Thanks to Cole and guests for expanding the discussion of Suskind's thesis. It's more than just setting the record straight. The 'US century' has been squandered by its strongest advocates, in less than a single presidency.

Yankee exceptionalism might just be a rebel yell? J. Edgar spearheaded the Palmer Raids? Good reading.

This decades zeitgeist has certainly favored images of war and armed confrontation. Echos of the 60's. In 2000, GWB's campain proxy Condi was claiming to have the hands-off key to accommodation with Islamo-natonalism, accusing Gore of being 'obsessed' with bin Laden. Who could have imagined...

In 2004, the voting minority of independents held nose and split for Team Cheney. While Kerry saluted the camera and proclaimed he would pursue the war more intelligently. His logic proposed a NATO-esque effort of the sort that is floundering in Afghanistan. Where Obama now says he would redouble efforts, expand the force and consider Pakistan war ops against trans-border tribes.

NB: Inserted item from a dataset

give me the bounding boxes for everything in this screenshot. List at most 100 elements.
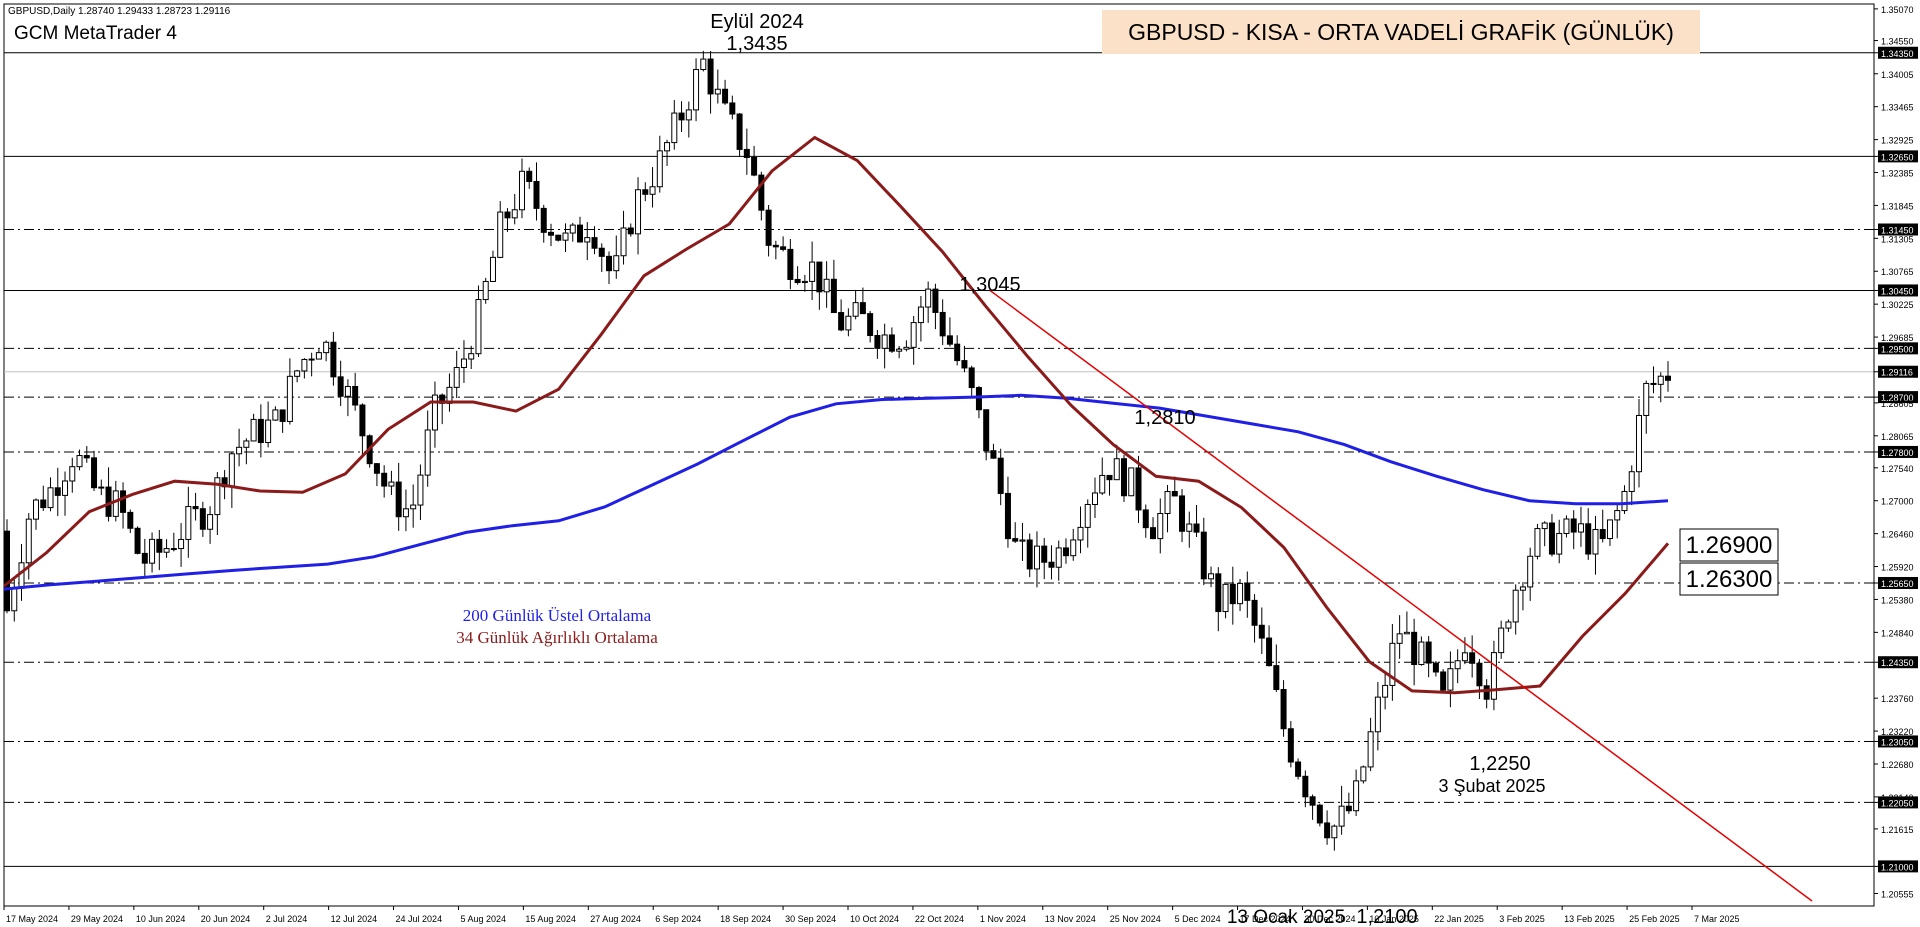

Perhaps American exceptionalism isn't so exceptional. Except that we have been blessed with the oil and credit-enabled leisure to have this discussion. I'm sharing and participating with others around the world. A seat at Prof Coles table is a 15kb kind of an Oprah-Warhol moment, no?

Talk is not nothing, and nothing is better than war. Exchanging ideas sure beat my nephews patrolling the frontiers of the empire on mil-spec ups and Prozac.

There's more stormcloud on the horizon. Some personal hope and vision for next year might prove more useful than calls for impeachment last year.

 
At 5:59 AM, Blogger Sharon said...

American humility has to accompany moral strength. Let people see via the media (which is now pablum) what we have done and what we have become. I truly believe there are many who believe in the ideals of America. Like MLK said, "I don't believe in the America that was, or is, but the American that can be."

We don't have to be anything but a country pursuing a "more perfect union". But that won't come without light shed on our past, and that dark history communicated factually to the American people.

And I agree. That manifest destiny stuff reeks of Aryan empirism.